MAXIMUS INC (MMS)
Sector: Industrials
2026 Annual Meeting Analysis
MAXIMUS INC · Meeting: March 10, 2026
Directors FOR
8
Directors AGAINST
0
Say on Pay
FOR
Auditor
FOR
Director Elections
Election of Eight Directors Nominated by the Board of Directors to Serve Until the 2027 Annual Meeting of Shareholders
Director since 2016 with strong relevant experience in government IT and public sector; TSR performance vs. peers does not trigger a No vote (MMS 3-year TSR of -4.5% outperforms the peer group median of -15.0% by +10.5pp, well below the 20pp underperformance threshold applicable to negative absolute TSR); no overboarding, attendance, or independence issues identified.
CEO and director since 2018; the TSR trigger does not apply because MMS 3-year TSR outperforms the disclosed peer group median by +10.5pp; as an executive director he is subject to the same TSR screen, which he passes; no other disqualifying flags identified.
Independent board chair since 2021, director since 2020; TSR performance vs. peers does not trigger a No vote; brings extensive CEO, compensation, and governance expertise from Willis Towers Watson; no overboarding, attendance, or independence issues identified.
Director since 2020, serves as Audit Committee chair; certified public accountant with prior CFO experience satisfying financial expertise requirements; TSR trigger does not apply; no overboarding, attendance, or independence issues identified.
Director since 2006 and former Maximus CEO with deep institutional knowledge; TSR trigger does not apply (peer outperformance of +10.5pp); no overboarding, attendance, or independence issues identified.
Director since 2016 with strong technology and product expertise relevant to Maximus's AI and digital strategy; TSR trigger does not apply; no overboarding, attendance, or independence issues identified.
Director since 2004 with deep historical knowledge of Maximus operations and financial expertise; TSR trigger does not apply; all directors met the 75% attendance threshold in fiscal 2025; no other disqualifying flags identified.

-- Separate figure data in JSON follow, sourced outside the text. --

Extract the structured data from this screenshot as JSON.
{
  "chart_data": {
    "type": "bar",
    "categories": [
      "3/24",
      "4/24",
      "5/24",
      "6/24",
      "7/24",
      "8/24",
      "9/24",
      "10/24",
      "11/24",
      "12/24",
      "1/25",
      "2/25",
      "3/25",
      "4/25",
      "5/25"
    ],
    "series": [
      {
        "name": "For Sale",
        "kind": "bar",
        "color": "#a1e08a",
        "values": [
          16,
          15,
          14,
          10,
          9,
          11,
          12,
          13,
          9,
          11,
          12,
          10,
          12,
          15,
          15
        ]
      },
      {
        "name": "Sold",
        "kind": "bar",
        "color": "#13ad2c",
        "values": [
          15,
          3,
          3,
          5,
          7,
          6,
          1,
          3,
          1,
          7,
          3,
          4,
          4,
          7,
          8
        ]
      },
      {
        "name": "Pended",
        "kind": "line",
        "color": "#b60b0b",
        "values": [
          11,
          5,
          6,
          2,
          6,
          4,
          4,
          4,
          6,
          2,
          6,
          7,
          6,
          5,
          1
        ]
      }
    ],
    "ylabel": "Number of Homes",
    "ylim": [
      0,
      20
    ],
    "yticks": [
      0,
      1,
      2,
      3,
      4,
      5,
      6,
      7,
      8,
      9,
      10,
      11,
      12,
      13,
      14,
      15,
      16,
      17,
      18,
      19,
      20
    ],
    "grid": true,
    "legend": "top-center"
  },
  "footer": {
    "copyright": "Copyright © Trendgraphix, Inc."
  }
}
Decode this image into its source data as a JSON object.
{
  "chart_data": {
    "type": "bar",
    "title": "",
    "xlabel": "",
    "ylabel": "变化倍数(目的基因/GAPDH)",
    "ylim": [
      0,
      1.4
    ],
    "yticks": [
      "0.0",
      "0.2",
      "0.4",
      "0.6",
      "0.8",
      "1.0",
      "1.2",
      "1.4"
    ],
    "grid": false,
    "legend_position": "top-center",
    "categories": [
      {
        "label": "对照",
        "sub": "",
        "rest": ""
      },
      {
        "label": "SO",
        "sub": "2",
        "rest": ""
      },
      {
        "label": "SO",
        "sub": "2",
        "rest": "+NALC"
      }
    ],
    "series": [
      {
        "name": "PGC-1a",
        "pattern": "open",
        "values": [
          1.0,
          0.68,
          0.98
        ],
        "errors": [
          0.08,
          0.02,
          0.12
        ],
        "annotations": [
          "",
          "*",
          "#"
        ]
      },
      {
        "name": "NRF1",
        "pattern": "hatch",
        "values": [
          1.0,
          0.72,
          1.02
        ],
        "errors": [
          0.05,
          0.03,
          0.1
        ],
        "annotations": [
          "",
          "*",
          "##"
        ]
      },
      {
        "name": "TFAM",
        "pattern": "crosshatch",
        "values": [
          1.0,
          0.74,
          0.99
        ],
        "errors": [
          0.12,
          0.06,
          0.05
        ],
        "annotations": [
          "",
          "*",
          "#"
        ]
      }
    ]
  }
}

Director since 2019 with government, financial services, and strategic advisory experience; serves on Audit Committee and qualifies as an audit committee financial expert; TSR trigger does not apply; no overboarding, attendance, or independence issues identified.
All eight director nominees receive a FOR recommendation. The company's 3-year total shareholder return of -4.5% actually outperforms the disclosed compensation peer group median of -15.0% by +10.5 percentage points, which is well within the 20-percentage-point tolerance threshold applicable when absolute TSR is negative — so the TSR underperformance trigger does not fire for any director. All directors attended at least 75% of meetings in fiscal 2025, the board maintains a clear skills matrix, audit committee members hold recognized financial credentials, and no independence, overboarding, or familial-relationship issues were identified for any nominee.
Say on Pay
✓ FORCEO
Bruce L. Caswell
Total Comp
$11,210,668
Prior Support
98.4%%
CEO total compensation of approximately $11.2 million is within a reasonable range for a CEO of a $4 billion market-cap Industrials company, and the pay mix is strongly performance-oriented — the CEO voluntarily elected to receive 100% of his equity pay in performance stock awards with no time-based restricted stock, meaning every equity dollar he earns depends on hitting pre-set earnings growth and relative shareholder return targets. On the pay-for-performance alignment check, Maximus's 3-year total shareholder return of -4.5% actually beats the disclosed peer group median of -15.0% by +10.5 percentage points, so above-target incentive payouts are justified by relative outperformance rather than windfall gains. The company has a meaningful clawback policy compliant with SEC/NYSE rules, received 98.4% shareholder support on last year's Say on Pay vote, and there are no prior-year response failures or dilution concerns to flag.
Auditor Ratification
✓ FORAuditor
KPMG LLP
Tenure
1 yrs
Audit Fees
$2,894,000
Non-Audit Fees
$68,000
KPMG was only engaged in November 2024 following a competitive selection process that replaced Ernst & Young, so tenure is approximately one year — far below the 25-year threshold that would raise independence concerns. Non-audit fees (audit-related fees of $45,000 plus tax fees of $23,000 = $68,000) represent approximately 2.3% of audit fees of $2,894,000, well below the 50% threshold. KPMG is a Big 4 firm fully appropriate for a $4 billion market-cap company, and no material financial restatements were disclosed.
Overall Assessment
The 2026 Maximus annual meeting ballot contains three standard proposals — director elections, auditor ratification, and an advisory Say on Pay vote — with no stockholder proposals present. All three proposals receive a FOR recommendation: the director slate passes all policy screens including a TSR test that MMS actually clears by outperforming its peer group, KPMG is a newly engaged Big 4 auditor with negligible non-audit fees, and the CEO compensation program is heavily performance-weighted and well-aligned with relative shareholder return outcomes.